8 October, 1996
I've decided that my last event of the day would be my journal entry. That will probably account for some of the gibberish. It's 11:04 P.M. The sun has gone below the mountains but it still quite light out. It doesn't really get dark here during this season.
A good portion of the day was spent on the sea ice learning to locate cracks and crevasses and how to cross them safely. One sure indication that the ice is cracked is the presence of seals. If seals are on the ice, they had to squeeze through a body sized opening to get there. Since their bodies are four to five hundred pounds, there is the potential to fall in where they crawled out. As we moved along the ice we could hear a seal barking. Bill followed a crack in the ice until he found a hole where a seal had come to the surface. As we moved closer to the hole, the seal would disappear below the surface, when we backed off it would reappear to bark at us. Even thought the temperature was well below zero, the ice still had weak spots where an unsuspecting walker could easily fall through.
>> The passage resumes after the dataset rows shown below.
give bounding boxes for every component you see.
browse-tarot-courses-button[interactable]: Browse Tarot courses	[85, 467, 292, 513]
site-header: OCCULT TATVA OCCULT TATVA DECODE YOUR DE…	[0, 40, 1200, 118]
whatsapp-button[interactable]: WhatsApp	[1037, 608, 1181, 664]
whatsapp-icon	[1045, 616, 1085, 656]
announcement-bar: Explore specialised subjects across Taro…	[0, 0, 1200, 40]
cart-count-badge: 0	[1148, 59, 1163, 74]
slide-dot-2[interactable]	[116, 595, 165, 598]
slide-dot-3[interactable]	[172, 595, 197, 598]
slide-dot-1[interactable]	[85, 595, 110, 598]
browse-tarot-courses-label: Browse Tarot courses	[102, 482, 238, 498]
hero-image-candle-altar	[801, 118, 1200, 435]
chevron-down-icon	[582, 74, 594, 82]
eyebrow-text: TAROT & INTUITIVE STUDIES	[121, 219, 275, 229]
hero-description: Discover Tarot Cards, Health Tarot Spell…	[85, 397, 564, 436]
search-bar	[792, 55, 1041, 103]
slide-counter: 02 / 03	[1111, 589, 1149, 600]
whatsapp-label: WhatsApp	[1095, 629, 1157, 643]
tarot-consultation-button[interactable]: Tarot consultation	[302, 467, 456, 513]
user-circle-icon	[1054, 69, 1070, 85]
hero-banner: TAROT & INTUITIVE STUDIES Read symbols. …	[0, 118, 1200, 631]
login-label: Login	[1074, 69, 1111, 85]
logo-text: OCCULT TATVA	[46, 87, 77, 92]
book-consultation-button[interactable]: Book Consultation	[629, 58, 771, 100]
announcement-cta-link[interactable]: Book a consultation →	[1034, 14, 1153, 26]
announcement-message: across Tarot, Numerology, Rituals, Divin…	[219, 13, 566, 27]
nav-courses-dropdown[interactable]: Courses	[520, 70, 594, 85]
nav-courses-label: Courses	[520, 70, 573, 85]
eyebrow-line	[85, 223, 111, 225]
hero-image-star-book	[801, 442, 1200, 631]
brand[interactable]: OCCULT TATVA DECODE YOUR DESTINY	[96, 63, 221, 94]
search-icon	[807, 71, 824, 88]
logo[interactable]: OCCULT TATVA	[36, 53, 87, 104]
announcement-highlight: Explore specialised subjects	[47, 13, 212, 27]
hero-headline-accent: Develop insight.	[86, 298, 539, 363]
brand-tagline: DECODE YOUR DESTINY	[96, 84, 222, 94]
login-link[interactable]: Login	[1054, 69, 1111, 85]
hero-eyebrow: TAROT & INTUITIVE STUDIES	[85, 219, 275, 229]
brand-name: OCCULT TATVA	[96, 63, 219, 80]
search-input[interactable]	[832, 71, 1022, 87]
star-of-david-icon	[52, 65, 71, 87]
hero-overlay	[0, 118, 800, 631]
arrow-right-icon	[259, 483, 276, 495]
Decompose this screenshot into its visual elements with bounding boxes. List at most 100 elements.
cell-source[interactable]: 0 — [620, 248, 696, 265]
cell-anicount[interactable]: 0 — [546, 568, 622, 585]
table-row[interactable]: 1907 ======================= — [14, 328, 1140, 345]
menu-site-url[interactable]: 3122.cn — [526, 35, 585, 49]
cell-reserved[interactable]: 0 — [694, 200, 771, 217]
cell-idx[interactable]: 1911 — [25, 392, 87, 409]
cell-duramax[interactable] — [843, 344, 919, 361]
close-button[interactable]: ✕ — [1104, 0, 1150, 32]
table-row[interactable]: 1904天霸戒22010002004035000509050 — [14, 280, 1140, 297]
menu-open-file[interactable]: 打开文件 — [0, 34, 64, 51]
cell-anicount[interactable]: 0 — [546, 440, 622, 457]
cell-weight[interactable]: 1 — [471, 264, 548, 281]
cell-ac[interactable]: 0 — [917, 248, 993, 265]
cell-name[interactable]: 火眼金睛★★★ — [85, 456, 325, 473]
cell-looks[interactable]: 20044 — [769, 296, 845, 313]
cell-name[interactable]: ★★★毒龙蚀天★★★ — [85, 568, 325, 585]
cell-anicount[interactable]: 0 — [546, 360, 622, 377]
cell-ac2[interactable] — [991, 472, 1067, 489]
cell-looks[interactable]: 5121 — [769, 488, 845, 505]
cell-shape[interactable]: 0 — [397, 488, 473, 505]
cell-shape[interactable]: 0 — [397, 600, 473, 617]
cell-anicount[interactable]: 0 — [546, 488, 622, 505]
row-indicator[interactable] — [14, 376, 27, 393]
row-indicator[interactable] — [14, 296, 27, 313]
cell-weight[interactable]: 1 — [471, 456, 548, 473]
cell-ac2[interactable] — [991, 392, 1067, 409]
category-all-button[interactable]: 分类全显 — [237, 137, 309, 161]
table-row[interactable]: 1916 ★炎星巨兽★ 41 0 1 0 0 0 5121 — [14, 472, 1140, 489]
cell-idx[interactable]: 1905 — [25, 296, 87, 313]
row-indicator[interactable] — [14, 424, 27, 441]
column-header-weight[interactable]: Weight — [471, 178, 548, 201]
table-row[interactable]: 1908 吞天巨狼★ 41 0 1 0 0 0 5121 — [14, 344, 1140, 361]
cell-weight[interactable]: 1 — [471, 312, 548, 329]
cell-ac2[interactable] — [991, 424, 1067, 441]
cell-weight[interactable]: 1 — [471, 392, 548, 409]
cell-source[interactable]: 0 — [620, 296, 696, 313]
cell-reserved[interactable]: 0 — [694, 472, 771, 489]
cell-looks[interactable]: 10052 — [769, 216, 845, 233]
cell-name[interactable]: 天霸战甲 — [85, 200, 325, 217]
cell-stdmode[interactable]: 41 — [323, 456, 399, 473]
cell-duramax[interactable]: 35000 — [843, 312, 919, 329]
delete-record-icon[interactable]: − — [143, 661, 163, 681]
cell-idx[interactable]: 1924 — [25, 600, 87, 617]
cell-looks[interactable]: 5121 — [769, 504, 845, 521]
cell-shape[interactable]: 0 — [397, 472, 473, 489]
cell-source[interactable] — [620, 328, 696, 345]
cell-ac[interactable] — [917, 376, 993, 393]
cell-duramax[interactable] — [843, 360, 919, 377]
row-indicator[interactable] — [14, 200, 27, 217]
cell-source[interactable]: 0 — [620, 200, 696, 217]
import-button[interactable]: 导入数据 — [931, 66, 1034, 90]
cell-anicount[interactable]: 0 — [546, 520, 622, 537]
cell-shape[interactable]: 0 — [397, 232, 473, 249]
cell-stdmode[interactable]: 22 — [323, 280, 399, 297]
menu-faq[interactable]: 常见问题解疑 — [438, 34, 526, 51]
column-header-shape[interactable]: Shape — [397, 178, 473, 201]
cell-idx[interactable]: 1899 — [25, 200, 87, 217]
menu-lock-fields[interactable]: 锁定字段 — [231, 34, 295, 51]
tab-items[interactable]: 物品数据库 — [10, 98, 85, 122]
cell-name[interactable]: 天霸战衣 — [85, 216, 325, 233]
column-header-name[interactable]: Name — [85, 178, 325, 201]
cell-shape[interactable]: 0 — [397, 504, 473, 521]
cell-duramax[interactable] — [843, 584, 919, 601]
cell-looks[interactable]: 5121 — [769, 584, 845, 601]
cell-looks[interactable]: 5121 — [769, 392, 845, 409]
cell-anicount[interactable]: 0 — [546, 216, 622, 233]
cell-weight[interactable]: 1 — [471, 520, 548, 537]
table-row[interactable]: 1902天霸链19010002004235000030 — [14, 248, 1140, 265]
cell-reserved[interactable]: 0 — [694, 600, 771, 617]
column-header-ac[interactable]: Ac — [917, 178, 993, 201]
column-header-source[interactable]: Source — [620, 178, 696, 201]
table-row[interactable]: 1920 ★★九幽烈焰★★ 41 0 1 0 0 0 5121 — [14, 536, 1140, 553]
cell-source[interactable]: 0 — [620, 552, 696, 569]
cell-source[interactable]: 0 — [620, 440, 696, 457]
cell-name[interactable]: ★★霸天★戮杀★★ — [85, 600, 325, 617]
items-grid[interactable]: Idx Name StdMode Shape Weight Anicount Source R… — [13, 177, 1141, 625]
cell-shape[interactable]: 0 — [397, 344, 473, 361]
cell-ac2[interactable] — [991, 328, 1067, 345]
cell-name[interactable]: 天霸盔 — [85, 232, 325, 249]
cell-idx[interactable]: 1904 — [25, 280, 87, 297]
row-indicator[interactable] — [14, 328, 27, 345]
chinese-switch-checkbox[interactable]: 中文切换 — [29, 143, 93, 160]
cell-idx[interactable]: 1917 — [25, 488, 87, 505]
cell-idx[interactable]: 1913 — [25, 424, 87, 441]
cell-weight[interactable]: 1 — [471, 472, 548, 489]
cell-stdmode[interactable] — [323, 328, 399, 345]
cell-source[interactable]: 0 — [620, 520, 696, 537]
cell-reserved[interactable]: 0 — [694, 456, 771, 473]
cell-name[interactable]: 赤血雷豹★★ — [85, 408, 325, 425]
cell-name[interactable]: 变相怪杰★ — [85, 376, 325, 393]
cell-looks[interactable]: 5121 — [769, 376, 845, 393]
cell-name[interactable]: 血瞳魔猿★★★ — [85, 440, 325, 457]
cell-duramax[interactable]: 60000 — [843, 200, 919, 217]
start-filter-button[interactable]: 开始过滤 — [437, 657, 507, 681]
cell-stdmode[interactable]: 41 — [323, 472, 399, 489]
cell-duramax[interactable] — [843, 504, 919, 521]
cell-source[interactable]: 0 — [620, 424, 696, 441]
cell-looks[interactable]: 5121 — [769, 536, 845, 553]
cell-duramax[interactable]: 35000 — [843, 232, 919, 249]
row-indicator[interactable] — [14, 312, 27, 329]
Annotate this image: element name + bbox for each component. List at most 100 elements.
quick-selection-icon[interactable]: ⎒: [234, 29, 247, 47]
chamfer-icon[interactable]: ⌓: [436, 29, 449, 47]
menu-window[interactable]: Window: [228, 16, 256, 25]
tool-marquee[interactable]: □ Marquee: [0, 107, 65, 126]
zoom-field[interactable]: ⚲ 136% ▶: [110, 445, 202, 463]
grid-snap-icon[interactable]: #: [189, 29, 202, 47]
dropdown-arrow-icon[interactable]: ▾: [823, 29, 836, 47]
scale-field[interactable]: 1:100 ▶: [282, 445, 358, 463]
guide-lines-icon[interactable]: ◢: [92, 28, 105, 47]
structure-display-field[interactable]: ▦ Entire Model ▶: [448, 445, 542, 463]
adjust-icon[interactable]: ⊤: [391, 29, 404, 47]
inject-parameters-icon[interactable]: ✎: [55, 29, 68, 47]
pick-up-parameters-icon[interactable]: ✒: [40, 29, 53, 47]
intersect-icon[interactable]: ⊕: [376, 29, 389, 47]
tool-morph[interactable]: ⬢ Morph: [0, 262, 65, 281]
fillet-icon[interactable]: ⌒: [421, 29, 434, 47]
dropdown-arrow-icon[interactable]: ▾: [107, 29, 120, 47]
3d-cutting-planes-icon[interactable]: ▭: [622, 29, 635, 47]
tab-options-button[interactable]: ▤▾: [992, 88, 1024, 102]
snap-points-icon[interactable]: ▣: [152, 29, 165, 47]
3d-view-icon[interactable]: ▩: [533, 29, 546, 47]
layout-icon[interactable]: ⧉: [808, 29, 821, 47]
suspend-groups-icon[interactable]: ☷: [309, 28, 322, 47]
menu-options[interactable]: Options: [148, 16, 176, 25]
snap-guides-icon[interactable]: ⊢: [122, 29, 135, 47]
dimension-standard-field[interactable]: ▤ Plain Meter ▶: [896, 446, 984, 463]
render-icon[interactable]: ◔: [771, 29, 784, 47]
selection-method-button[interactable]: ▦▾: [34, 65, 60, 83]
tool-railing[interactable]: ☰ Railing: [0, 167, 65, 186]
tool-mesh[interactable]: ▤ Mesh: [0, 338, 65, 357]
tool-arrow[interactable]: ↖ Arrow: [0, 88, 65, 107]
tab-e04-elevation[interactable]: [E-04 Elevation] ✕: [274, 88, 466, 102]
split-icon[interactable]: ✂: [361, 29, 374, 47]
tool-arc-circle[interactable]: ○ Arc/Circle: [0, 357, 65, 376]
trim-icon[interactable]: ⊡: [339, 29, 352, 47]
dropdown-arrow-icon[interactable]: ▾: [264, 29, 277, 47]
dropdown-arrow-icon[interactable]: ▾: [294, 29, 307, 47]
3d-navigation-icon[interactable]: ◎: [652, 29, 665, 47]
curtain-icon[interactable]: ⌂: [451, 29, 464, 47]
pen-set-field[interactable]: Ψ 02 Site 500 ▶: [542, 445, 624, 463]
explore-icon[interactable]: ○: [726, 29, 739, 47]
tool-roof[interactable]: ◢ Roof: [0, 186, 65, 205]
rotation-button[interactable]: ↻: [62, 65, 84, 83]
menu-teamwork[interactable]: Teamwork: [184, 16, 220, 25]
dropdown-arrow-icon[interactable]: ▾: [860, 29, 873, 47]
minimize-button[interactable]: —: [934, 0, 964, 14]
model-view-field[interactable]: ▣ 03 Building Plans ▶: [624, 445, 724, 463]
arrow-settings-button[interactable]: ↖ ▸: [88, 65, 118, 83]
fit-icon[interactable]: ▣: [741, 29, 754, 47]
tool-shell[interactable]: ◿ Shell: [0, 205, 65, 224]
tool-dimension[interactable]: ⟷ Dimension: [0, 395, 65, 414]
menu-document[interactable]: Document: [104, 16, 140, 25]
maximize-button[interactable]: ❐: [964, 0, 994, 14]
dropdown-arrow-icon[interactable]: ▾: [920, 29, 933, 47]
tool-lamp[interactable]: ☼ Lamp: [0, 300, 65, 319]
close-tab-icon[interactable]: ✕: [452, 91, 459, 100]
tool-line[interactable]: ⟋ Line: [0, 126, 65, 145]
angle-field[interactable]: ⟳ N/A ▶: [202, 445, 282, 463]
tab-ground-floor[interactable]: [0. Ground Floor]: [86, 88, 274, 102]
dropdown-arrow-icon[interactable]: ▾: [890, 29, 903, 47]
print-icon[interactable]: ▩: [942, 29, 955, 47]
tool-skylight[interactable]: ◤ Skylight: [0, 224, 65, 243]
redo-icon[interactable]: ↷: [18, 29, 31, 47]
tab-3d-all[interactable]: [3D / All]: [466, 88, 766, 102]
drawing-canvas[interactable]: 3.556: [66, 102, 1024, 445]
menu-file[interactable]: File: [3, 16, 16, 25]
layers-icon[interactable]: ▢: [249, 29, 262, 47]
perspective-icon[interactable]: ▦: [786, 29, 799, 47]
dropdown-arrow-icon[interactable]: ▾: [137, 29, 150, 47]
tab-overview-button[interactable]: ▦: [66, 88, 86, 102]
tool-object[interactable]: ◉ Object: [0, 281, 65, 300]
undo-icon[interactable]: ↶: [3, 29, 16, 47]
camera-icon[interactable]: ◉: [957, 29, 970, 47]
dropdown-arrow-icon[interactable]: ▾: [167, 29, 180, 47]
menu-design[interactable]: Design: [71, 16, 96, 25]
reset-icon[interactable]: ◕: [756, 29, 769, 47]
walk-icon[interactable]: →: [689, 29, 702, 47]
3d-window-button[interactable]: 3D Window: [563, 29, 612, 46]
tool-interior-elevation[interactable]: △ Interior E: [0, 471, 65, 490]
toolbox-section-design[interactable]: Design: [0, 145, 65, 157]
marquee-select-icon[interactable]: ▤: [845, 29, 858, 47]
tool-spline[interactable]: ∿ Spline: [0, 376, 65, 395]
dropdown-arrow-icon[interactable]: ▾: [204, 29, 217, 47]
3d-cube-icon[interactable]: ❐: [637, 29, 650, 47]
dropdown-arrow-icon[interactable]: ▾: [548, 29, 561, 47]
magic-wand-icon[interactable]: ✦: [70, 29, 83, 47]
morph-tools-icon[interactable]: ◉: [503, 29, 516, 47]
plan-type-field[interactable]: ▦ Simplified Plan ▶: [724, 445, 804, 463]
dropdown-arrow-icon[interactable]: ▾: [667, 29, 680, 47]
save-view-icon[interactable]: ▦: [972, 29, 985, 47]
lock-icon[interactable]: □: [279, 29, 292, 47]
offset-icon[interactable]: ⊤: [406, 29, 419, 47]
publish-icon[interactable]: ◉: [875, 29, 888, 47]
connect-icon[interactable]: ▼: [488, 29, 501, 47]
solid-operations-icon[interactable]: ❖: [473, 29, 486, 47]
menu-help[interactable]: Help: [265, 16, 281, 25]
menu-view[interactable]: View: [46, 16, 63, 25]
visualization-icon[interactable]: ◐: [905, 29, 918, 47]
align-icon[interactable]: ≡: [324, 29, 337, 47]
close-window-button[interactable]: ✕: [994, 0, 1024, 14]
As we moved off the ice and up onto a small mountain, the six-foot probe I was using to test the strength of the snow went into a crevasse. We stopped and probed the crack to find a safe way to cross. By being vigilant and learning how to recognize signs of weakness in the ice and snow we were able to feel somewhat secure as we moved along.
When we reached the top of the mountain we found a monument in honor of Jeffrey Rudd, a scientist who died when he fell through an ice crack. Andy, a veteran of seven seasons here, told us that three workers recently fell into a crevasse near the research station. Only one survived and the body of another has yet to be recovered. Safety is now a top priority on the ice, there is a training session or safety briefing for almost every aspect of our work. It does cut down on the amount of work we can accomplish but it makes me aware of the difficulties and the need for advanced planning when doing science in this environment.